Targeted disruption of the Walker-Warburg syndrome gene Pomt1 in mouse results in embryonic lethality.

O-mannosylation is an important protein modification in eukaryotes that is initiated by an evolutionarily conserved family of protein O-mannosyltransferases. The first mammalian protein O-mannosyltransferase gene described was the human POMT1. Mutations in the hPOMT1 gene are responsible for Walker-Warburg syndrome (WWS), a severe recessive congenital muscular dystrophy associated with defects in neuronal migration that produce complex brain and eye abnormalities.
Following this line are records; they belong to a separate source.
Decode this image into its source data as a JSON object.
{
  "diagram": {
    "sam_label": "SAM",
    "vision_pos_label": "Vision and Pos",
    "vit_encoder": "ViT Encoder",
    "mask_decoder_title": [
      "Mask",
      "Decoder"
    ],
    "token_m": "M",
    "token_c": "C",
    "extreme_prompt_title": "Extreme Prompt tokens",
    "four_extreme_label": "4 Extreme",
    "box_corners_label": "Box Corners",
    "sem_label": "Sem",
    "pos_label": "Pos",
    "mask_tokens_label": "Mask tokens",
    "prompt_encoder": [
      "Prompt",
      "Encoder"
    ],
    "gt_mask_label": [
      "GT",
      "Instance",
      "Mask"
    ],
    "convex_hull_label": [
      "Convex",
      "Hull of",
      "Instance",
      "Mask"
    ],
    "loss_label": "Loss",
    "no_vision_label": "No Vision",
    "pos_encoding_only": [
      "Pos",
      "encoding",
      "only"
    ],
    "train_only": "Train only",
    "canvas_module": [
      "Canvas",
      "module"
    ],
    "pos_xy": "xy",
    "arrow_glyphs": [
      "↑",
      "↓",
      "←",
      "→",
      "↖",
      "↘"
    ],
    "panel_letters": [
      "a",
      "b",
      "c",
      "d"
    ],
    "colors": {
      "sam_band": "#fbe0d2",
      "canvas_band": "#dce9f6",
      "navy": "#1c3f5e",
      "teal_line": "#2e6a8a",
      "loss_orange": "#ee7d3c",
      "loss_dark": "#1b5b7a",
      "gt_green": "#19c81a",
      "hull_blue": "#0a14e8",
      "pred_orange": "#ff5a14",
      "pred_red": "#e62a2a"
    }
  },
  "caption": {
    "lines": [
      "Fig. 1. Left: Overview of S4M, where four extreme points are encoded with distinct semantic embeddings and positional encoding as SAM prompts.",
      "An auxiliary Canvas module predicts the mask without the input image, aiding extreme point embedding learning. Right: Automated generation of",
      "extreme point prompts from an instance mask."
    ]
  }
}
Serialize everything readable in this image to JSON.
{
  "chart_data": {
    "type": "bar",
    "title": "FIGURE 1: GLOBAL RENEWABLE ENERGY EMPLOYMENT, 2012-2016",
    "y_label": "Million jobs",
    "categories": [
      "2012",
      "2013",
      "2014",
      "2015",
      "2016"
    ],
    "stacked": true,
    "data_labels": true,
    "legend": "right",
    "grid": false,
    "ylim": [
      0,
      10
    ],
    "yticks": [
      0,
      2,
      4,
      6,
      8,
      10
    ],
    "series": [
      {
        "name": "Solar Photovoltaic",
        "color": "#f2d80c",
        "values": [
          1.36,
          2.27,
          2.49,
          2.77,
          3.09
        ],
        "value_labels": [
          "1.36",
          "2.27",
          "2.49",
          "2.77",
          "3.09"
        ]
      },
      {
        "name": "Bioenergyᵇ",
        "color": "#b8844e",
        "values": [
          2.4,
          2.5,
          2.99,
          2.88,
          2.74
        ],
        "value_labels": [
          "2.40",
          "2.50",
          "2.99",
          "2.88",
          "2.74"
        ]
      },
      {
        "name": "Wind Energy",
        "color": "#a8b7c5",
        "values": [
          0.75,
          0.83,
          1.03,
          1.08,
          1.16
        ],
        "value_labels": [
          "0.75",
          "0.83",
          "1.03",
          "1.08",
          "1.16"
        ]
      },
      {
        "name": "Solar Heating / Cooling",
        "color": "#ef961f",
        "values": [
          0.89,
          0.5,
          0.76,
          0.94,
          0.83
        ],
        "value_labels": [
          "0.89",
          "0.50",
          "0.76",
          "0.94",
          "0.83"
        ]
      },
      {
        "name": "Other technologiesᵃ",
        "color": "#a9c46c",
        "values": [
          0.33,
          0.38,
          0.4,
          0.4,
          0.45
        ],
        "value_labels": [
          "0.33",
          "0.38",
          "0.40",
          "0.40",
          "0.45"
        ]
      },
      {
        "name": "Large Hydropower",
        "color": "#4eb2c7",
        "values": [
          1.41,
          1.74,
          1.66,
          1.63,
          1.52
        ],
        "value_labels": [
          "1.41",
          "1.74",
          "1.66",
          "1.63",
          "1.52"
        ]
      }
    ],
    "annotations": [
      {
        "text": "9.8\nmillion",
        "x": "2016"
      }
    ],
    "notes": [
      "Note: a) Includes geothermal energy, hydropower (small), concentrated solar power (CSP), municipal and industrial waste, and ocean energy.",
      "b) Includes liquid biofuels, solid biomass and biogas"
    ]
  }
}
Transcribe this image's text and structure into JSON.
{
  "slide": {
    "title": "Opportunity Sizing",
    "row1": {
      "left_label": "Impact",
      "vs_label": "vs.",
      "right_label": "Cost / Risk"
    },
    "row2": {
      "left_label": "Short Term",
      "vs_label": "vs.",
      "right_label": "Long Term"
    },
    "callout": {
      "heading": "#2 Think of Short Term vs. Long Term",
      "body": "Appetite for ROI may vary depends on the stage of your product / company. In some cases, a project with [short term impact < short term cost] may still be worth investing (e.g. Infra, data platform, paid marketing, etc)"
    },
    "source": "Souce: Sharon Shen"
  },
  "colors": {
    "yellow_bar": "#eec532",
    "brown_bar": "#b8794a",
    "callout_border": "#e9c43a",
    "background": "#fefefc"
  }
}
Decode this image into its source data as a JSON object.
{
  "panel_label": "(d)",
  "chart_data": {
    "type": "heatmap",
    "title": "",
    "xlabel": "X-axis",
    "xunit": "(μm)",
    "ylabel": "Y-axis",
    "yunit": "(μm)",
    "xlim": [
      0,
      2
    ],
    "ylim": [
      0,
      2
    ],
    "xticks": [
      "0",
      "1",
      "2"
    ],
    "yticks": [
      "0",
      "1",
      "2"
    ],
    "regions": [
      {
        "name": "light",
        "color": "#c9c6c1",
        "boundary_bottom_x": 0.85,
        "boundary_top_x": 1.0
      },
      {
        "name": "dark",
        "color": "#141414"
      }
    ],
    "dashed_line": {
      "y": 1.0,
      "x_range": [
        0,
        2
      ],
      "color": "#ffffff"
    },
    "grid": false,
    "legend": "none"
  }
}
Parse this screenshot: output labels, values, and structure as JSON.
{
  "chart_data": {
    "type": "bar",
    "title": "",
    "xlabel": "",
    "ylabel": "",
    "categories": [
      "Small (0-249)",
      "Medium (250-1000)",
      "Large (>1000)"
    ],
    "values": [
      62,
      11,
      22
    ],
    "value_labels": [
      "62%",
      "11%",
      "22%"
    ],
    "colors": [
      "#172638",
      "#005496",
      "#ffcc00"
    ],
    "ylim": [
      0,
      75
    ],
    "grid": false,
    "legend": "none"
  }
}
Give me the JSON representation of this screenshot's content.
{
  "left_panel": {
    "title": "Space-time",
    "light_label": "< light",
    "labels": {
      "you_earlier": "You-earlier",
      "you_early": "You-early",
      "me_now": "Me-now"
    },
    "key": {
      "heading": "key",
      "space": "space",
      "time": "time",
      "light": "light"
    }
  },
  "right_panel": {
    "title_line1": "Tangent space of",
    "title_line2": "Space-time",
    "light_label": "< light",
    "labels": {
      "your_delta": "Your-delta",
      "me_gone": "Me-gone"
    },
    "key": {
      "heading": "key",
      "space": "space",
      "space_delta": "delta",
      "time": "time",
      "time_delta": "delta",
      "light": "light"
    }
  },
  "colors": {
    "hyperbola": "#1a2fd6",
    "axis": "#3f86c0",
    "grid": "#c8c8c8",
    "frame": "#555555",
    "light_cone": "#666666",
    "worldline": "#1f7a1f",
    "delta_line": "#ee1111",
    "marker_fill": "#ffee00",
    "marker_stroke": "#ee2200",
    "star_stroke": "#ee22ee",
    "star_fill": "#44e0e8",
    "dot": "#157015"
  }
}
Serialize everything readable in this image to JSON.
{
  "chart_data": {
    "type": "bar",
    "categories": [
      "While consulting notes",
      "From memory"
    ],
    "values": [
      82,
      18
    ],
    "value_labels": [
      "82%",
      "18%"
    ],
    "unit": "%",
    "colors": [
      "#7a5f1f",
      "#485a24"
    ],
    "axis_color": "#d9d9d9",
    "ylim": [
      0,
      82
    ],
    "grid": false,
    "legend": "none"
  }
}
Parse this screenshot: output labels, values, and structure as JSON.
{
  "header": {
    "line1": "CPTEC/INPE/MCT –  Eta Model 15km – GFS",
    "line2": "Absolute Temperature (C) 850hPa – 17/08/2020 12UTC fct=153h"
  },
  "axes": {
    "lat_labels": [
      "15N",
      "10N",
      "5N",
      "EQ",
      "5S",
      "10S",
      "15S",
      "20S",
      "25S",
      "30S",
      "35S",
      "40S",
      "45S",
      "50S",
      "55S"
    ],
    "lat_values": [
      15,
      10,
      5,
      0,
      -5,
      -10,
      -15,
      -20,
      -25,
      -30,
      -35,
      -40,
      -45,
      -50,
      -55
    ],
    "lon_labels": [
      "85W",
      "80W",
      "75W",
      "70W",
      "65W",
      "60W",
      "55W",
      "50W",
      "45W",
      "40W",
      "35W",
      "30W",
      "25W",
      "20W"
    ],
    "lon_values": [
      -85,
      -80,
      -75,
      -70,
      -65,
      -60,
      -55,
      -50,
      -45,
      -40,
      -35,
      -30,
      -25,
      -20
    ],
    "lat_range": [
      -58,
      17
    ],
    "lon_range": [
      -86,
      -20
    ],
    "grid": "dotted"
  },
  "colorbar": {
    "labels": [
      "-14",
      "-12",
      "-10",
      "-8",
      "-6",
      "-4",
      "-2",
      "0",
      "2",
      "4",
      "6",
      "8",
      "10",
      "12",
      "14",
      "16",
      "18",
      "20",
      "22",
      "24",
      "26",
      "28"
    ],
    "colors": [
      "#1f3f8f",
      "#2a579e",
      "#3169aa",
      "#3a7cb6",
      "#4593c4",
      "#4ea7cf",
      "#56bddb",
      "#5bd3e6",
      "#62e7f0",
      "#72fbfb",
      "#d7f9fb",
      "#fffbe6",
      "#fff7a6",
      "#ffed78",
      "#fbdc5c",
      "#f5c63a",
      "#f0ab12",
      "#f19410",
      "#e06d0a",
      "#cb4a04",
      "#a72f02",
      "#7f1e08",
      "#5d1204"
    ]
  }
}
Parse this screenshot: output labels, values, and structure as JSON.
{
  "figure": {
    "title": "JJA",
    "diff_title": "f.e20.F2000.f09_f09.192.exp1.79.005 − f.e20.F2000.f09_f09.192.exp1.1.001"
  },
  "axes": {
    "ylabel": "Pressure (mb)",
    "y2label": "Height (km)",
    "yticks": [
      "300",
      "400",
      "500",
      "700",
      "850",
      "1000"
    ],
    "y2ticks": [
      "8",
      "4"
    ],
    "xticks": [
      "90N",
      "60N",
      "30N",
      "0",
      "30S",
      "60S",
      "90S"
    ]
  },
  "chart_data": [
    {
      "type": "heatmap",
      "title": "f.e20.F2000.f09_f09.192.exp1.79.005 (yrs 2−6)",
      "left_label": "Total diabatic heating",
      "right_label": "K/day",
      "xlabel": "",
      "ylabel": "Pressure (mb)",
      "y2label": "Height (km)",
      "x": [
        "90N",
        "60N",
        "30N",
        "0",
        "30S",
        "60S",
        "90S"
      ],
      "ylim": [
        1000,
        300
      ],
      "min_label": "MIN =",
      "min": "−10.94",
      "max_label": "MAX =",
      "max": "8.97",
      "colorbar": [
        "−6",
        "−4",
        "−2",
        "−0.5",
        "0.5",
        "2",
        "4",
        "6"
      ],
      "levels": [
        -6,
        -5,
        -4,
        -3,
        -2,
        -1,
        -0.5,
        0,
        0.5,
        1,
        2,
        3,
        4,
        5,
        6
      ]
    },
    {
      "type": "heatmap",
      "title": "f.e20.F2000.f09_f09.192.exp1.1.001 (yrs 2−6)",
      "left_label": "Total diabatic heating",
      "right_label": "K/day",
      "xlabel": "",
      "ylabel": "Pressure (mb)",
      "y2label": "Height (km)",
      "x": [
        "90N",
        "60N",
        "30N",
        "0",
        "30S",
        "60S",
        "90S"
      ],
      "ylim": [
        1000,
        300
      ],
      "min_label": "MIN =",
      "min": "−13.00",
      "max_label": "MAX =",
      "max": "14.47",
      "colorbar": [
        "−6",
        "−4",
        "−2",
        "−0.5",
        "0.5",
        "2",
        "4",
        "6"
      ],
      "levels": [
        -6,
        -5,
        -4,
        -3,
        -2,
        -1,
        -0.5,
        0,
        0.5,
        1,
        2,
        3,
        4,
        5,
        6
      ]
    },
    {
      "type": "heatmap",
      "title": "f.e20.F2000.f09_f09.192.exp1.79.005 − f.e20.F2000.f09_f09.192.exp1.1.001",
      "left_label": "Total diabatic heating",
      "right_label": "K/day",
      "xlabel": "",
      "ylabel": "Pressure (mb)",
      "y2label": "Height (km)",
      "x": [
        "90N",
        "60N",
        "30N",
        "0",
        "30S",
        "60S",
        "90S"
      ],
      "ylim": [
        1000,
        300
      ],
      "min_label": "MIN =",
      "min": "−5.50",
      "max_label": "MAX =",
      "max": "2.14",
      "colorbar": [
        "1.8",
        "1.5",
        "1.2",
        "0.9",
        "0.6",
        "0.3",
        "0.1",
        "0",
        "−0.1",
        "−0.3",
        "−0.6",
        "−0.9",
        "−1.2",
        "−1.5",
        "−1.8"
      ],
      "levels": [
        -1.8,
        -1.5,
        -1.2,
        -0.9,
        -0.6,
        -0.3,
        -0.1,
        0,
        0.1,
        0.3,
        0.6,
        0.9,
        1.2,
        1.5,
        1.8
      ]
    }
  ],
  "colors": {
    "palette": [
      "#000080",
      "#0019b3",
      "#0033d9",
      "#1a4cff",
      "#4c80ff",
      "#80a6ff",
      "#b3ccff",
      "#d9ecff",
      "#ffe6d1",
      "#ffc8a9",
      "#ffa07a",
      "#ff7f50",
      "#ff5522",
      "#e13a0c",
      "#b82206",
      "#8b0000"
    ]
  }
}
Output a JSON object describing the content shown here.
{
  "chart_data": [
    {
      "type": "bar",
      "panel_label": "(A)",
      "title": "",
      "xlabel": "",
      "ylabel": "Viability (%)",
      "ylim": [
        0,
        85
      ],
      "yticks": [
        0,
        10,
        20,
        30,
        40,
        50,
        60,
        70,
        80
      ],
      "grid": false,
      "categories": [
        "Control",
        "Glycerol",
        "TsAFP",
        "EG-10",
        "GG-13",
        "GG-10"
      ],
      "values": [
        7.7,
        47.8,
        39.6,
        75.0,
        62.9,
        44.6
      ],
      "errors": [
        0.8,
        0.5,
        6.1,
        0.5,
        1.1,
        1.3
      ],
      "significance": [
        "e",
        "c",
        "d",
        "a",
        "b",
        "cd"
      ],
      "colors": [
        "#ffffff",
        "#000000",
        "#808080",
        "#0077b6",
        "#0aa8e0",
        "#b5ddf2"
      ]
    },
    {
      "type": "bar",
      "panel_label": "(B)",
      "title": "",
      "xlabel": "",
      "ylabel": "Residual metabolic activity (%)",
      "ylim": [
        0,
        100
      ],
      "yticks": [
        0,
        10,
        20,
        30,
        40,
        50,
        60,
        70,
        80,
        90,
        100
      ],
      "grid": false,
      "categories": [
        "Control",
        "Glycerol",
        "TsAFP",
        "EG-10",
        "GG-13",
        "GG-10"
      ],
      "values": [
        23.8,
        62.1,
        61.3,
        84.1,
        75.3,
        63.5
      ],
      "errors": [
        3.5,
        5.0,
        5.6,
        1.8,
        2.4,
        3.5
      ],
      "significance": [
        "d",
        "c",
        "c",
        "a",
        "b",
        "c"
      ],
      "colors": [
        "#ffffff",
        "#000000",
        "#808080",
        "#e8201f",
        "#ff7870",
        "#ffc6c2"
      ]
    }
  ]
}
During embryogenesis, the murine Pomt1 gene is prominently expressed in the neural tube, the developing eye, and the mesenchyme. These sites of expression correlate with those in which the main tissue alterations are observed in WWS patients. We have inactivated a Pomt1 allele by gene targeting in embryonic stem cells and produced chimeras transmitting the defect allele to offspring. Although heterozygous mice were viable and fertile, the total absence of Pomt1(-/-) pups in the progeny of heterozygous intercrosses indicated that this genotype is embryonic lethal. An analysis of the mutant phenotype revealed that homozygous Pomt1(-/-) mice suffer developmental arrest around embryonic day (E) 7.5 and die between E7.5 and E9.5. The Pomt1(-/-) embryos present defects in the formation of Reichert's membrane, the first basement membrane to form in the embryo. The failure of this membrane to form appears to be the result of abnormal glycosylation and maturation of dystroglycan that may impair recruitment of laminin, a structural component required for the formation of Reichert's membrane in rodents. The targeted disruption of mPomt1 represents an example of an engineered deletion of a known glycosyltransferase involved in O-mannosyl glycan synthesis.